Man taking on smartphone

Smartphones are in the hands of almost everyone and emit radiofrequency radiation for their basic operations. Should people be worried about the potential risks of cancer due to cell phone use? Bank My Cell reports that as of May 2022, there were 6.648 billion smartphones in the world. The total number of mobile phones (including "dumb" phones) globally is larger with 7.26 billion users, which is 91.54% of the total population. IoT cellular connections are even higher at 10.57 billion. Asurion reports that Americans check their smartphones 96 times a day in this hyperconnected world — that works out to about once every 10 minutes or so.

With smartphone use rapidly intensifying, wireless service providers have been working to roll out 5G networks around the world — something that raised concerns from government authorities over its potential health consequences (via Wired). Portland, Louisiana, and Bay Area towns all passed resolutions seeking to clarify the possible risks. If you’re concerned smartphones may result in long-term health problems, there’s good news: respectable scientific reports and health authorities say there is no evidence linking the technology with cancer.

Science addresses the myth that smartphones cause cancer

Cellphone and modern world illustration

The CDC, FDA, and National Cancer Institute all agree there’s no scientific evidence linking exposure to the radiofrequency radiation generated by cell phones with cancer or any other health problem. The National Institute of Cancer says that there hasn’t been an increase in brain or central nervous system cancers since smartphones were adopted. The organization also warns that studies that alert on a historical rise in cancer are "not consistent with incidence data" and instead are biased. "Evidence to date suggests that cell phone use does not cause brain or other kinds of cancer in humans," the National Institute of Cancer says.

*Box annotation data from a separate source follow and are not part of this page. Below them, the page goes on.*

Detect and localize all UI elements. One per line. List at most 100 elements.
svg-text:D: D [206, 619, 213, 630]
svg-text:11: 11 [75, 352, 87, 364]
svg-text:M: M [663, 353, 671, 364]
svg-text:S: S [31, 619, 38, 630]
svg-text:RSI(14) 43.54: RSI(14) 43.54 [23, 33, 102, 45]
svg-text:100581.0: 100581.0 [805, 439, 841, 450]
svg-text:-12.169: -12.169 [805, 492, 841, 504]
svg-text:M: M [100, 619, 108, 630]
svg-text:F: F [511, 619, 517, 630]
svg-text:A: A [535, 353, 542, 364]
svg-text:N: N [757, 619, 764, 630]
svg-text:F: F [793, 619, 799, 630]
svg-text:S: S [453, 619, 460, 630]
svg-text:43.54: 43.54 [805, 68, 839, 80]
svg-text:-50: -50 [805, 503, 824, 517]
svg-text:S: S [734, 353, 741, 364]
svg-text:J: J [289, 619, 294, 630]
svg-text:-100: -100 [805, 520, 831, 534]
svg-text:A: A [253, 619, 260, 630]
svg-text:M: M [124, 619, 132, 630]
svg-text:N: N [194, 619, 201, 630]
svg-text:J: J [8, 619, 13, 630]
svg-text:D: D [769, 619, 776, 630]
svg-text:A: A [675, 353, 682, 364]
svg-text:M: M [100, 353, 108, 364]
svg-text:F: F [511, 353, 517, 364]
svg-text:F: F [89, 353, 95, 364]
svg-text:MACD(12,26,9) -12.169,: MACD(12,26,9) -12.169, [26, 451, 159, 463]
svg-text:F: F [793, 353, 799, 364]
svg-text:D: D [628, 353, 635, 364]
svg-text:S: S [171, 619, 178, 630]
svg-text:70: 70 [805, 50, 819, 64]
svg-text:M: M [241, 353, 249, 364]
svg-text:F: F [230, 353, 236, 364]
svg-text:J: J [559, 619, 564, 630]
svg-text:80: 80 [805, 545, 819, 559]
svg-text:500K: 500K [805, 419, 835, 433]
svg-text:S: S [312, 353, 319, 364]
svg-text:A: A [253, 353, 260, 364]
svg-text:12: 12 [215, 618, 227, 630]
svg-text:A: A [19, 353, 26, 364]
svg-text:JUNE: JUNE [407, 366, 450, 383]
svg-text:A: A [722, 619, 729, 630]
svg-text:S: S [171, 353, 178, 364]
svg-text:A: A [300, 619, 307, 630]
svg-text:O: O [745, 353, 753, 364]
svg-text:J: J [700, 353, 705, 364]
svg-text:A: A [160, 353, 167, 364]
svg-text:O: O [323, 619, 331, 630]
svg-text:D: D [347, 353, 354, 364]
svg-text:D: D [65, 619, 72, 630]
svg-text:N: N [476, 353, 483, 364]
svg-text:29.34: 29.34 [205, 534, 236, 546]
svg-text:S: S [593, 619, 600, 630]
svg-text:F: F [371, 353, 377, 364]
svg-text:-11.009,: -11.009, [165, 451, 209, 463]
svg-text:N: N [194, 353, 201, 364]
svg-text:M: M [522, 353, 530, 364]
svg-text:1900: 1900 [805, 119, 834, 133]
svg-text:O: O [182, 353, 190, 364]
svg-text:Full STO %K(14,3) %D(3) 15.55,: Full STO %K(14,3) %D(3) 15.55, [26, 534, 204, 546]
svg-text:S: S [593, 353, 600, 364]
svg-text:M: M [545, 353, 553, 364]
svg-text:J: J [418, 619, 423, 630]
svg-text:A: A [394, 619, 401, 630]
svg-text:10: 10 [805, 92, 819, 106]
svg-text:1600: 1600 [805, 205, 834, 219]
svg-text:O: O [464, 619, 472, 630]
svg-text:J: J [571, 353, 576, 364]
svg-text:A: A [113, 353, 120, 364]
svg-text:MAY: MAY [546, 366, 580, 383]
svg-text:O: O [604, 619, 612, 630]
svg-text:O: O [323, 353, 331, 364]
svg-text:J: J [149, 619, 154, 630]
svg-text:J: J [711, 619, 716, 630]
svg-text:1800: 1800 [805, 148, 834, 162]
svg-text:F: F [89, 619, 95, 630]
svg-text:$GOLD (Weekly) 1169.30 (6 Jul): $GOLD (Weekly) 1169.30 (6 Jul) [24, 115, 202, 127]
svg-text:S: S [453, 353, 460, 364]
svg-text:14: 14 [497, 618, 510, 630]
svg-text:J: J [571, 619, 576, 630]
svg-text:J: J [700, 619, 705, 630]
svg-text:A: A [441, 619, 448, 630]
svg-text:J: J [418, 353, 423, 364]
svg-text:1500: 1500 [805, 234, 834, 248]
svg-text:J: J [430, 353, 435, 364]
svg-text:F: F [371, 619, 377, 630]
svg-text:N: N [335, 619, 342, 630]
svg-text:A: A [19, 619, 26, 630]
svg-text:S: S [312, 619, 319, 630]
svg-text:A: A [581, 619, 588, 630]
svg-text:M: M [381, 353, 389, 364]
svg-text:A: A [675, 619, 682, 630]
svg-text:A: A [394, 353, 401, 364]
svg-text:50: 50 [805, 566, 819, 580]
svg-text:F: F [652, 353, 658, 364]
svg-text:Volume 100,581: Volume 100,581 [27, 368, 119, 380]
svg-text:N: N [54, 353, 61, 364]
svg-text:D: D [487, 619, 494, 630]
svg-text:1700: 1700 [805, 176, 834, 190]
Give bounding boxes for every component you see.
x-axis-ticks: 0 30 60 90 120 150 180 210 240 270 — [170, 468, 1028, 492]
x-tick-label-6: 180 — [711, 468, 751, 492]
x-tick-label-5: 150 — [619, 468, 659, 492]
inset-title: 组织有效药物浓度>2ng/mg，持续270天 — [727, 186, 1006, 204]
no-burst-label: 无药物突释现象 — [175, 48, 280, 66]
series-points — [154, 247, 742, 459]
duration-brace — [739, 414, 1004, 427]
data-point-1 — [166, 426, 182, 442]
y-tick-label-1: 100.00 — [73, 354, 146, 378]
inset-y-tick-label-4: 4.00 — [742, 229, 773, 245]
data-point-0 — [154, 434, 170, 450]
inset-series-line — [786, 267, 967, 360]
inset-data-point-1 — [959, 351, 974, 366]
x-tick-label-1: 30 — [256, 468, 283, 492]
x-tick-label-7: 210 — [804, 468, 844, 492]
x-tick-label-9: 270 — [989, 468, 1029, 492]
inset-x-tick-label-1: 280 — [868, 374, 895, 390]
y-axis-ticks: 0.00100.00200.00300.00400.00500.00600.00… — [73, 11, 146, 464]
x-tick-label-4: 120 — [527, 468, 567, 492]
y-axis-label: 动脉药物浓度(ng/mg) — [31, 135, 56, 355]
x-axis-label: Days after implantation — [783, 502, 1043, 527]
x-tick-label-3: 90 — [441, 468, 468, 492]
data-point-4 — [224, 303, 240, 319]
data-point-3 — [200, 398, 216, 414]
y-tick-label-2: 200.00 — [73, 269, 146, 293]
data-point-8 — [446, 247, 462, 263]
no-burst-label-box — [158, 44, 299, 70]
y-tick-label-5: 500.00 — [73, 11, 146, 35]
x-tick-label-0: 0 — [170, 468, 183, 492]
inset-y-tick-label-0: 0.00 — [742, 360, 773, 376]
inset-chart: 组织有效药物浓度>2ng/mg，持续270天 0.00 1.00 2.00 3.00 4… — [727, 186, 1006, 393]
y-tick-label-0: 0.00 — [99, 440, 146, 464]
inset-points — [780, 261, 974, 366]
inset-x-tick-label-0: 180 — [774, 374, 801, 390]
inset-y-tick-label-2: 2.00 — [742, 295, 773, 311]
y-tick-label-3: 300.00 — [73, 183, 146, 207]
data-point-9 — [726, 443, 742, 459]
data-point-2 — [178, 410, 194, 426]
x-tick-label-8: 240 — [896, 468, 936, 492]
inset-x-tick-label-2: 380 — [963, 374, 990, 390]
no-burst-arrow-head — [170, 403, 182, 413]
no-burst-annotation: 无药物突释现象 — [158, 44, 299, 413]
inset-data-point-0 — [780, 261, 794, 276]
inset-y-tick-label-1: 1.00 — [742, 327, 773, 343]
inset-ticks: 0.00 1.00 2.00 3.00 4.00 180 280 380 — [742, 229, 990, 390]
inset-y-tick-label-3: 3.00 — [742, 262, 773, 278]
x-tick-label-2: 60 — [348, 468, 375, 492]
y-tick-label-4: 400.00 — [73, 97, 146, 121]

The CDC explains that cell phones emit radiofrequency radiation (RF), which is different from other types of radiation (like X-rays) known to be harmful. While the International Agency for Research on Cancer (IARC) has classified RF radiation as a "possible human carcinogen," the CDC reassures the population that there is no scientific basis linking cancer with cell phones.

In 2018, a government study attracted global attention by investigating cell phone radiation effects on mice and rats (via The New York Times). The FDA responded to the findings of the study, which was conducted by the National Toxicology Program (NTP), explaining that the researchers had exposed male rats to radiofrequency energy levels at "much higher rates than the current safety standard" used by the industry. "The levels and duration of exposure to radiofrequency radiation were much greater than what people experience with even the highest level of cell phone use," the FDA said, adding that the findings did not apply to humans. "The most consistent health risk associated with cell phone use is distracted driving and vehicle accidents," the National Cancer Institute notes.